Whitelisting Safe Domains

URL redirection brings security risks that can lead to the user being taken to a malicious site.

To prevent this, track the sites re:Members AMS pages redirect to and configure a list of permissible (whitelisted) domains. Once configured, only URL's with domains matching those whitelisted will be allowed. If a user attempts to re-direct an re:Members AMS page to a non-whitelisted domain, the user receives a message and is not redirected.

Several steps are involved in this process:

  1. Tracking redirects for a period of time (e.g., a month) and manually whitelisting your most common domains.

  2. Configure the "Error Redirect Whitelist Message Html" message.

  3. Enable "Track Whitelisted Redirect URLs" to track any instances where a user is redirected from re:Members AMS.

  4. Enable "Whitelist Redirect URLs" to fully enable whitelisting in your instance of re:Members AMS. This should only be done once the previous three steps are complete.

WhiteListing Common Domains

Whitelist your most common domains. Revisit this page frequently to view and possibly whitelist tracked domains. Ensure the messaging is clear for users blocked from redirecting. The message template is configured in Configuration app > Settings. Search for “Error Redirect Whitelist Message HTML”.

  1. Navigate to the Configuration App > Whitelist.

  2. Select the Whitelist tab.

  3. Click the Add Domain button. Enter a domain, such as "remembers.com" and click Save, or enter the URL and the system will automatically parse the domain.

Configuring & Enabling White-List Settings

Once domains have been added to the white-list, certain settings must be enabled for the functionality to work. All of these settings are in the Configurations App > Settings.

  • Error Redirect Whitelist Message HtmlClosed This is the error message users see when they attempt to go to a non-whitelisted domain. Ensure that the message is clear and descriptive.

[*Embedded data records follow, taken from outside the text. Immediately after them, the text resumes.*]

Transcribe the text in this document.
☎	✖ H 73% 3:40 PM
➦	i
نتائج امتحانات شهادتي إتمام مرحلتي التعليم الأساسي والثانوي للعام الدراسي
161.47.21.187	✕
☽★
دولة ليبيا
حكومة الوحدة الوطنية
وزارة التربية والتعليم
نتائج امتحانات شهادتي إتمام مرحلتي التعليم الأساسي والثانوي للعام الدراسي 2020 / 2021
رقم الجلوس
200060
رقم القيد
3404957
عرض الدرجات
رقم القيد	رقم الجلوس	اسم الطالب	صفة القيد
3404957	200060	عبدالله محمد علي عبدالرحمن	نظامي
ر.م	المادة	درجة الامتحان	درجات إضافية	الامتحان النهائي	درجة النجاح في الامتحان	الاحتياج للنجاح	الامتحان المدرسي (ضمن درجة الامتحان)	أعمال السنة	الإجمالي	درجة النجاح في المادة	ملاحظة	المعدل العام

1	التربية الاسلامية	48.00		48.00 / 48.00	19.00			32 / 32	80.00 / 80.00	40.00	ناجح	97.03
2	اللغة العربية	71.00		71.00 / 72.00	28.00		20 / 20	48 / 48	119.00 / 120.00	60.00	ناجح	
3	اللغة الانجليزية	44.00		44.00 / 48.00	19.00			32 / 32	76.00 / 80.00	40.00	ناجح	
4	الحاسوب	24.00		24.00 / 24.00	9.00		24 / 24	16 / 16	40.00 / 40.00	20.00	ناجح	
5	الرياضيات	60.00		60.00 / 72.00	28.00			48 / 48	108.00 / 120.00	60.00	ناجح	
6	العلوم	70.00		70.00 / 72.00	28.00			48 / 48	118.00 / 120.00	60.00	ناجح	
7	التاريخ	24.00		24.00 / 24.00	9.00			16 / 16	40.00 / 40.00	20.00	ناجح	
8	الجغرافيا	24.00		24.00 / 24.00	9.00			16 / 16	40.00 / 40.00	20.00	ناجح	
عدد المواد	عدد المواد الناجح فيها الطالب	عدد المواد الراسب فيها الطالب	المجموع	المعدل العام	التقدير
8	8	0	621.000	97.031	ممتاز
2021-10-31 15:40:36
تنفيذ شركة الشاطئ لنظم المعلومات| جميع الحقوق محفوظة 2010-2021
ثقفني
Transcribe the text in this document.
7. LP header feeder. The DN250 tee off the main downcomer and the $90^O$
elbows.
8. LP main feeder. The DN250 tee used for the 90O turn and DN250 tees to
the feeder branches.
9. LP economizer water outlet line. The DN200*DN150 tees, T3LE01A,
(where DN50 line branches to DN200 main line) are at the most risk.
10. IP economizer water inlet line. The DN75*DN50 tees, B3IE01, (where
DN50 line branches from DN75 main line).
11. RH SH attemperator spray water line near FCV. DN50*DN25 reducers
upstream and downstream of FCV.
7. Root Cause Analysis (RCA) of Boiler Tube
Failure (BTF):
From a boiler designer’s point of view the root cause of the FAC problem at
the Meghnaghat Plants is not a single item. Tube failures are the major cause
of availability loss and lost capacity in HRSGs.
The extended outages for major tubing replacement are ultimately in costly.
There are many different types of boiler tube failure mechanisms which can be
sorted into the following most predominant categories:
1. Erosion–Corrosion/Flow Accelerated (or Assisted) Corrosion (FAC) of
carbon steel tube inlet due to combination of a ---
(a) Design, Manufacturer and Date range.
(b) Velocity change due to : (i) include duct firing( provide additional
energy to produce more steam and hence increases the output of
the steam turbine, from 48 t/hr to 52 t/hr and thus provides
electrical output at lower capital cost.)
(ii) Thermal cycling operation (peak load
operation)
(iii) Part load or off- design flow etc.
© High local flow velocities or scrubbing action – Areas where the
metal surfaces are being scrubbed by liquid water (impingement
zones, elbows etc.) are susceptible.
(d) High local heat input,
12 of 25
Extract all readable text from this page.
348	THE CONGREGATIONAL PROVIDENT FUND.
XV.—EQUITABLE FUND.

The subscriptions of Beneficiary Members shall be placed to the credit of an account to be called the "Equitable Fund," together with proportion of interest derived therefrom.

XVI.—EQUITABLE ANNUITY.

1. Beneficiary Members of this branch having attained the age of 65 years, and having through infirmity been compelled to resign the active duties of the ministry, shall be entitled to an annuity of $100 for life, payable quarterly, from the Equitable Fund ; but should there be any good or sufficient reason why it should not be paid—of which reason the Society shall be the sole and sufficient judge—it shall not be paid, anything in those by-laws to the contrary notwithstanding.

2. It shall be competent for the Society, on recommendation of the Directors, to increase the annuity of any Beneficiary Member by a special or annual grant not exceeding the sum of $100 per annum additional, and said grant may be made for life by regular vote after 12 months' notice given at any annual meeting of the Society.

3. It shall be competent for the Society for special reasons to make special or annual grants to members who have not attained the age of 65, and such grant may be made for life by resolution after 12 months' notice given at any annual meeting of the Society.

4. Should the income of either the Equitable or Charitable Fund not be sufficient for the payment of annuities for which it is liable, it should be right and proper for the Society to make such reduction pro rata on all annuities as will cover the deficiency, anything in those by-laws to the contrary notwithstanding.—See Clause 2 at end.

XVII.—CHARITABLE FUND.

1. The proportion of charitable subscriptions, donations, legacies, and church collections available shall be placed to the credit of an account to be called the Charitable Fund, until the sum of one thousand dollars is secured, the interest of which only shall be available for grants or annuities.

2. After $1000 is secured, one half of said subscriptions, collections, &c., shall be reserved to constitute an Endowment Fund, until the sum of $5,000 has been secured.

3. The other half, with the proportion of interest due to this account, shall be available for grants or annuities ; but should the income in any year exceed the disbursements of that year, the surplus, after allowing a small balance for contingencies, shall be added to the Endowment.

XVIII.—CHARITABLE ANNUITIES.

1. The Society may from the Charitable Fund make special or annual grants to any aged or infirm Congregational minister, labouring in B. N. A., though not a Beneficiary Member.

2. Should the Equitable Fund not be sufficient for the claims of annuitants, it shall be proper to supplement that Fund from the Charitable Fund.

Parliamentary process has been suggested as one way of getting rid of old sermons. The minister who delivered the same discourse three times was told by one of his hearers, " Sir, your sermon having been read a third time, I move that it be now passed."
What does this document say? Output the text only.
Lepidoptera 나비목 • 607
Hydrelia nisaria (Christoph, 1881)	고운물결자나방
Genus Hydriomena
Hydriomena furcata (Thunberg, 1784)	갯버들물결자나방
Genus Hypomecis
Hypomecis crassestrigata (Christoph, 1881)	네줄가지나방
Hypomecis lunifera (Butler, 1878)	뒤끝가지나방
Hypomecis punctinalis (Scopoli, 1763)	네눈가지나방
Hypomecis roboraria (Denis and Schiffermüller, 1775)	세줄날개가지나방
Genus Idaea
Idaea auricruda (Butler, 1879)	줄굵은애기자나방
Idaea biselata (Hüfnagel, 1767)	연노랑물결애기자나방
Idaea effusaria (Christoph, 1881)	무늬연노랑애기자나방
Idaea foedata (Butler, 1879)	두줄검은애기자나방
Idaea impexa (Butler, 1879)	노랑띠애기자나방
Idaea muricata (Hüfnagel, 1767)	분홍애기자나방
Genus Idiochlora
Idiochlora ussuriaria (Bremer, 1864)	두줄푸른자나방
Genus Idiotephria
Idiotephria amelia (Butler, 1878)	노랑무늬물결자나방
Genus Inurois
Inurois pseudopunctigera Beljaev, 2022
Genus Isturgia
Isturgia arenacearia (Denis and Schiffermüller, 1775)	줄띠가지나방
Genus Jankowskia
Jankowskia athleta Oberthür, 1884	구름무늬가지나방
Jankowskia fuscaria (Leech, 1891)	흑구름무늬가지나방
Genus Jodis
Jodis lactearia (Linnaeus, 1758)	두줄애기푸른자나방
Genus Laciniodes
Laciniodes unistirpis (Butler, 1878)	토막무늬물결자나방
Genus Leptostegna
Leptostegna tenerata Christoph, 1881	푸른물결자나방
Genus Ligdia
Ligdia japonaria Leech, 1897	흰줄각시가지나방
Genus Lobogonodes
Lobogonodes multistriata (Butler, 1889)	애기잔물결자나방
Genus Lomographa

  • Track Whitelisted Redirect URLsClosed This check-box causes the system to track instances of a white-listed URL being accessed through re:Members AMS. Tracked results appear in the Configurations App > Whitelist > Tracking tab. Note: this enables tracking only and does not enable any protection.

  • Whitelist Redirect URLsClosed The final setting which needs to be enabled: this protects users by preventing the system from being redirected to any non-whitelisted domain. Ensure that commonly accessed domains have been white-listed prior to activating.